Once described as "virtually a barn," the building was relocated from its volunteer location to its 418 W. First Avenue location and modernized from a rough-hewn wooden structure to a brick and mortar construction. The building housed eight firefighters and three horses.
In its prime, the station was a thing of splendor, so much that it was scrutinized for being more lavish than functional. With beautiful red brick, ornate decorations, molded tin ceilings, and a polished brass pole descending from the 2nd floor dormitories to the 1st floor, the firefighters stationed at No. 1 protested they could not find anything practical about it.
This building quickly proved to be too small for the growing needs of Spokane's firefighters. The fire department soon started operating motorized fire engines in 1911, and measuring 32x76 feet, the bay doors were not wide enough to accommodate the new apparatus.
Across the street from No. 1 was Chinatown, with Acting Mayor Tai Gee.
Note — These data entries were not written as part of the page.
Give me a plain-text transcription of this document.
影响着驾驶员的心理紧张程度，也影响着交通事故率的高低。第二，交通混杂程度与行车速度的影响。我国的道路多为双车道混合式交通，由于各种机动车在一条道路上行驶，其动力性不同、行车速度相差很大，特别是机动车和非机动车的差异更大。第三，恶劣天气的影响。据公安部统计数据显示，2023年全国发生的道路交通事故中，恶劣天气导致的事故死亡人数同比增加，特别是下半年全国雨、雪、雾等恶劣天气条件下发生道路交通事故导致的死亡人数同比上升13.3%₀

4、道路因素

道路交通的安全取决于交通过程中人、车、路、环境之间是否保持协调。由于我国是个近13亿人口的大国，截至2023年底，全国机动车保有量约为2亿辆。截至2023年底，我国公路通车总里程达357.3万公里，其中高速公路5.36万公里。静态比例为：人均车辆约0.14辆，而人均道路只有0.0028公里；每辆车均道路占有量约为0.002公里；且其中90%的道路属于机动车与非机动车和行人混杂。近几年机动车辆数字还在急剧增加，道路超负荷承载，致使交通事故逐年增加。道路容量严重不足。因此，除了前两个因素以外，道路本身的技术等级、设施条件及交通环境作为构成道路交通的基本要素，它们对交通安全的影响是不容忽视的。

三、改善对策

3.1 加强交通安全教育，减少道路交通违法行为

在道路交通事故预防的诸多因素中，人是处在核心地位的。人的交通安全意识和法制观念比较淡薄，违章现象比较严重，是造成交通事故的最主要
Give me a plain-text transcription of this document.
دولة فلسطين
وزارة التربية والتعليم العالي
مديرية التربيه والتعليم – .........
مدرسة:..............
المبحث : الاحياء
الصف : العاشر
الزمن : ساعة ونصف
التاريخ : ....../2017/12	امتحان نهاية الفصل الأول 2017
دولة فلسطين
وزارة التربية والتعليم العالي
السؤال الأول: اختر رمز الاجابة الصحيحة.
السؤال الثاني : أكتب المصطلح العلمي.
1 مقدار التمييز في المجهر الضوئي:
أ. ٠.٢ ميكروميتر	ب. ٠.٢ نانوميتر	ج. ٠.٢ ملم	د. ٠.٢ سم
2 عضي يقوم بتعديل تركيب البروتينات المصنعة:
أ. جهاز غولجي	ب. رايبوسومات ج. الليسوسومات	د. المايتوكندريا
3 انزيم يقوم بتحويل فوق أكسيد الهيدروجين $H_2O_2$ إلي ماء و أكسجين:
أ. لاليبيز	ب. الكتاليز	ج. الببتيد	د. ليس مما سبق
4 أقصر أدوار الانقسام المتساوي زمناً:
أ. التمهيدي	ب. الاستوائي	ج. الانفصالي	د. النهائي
Whenever No. 1's company went out on a call, Gee would send someone to watch the station and equipment. If it were cold out, the watchmen would close the bay doors and have a warm fire ready for the firefighters when they returned.
Exactly forty-three years to the day, on January 1, 1933, Station No.1 was closed down with three other stations to make one newer and larger station. The Spokane Fire Department headquarters and newest Station No. 1 are located blocks away on Riverside Avenue.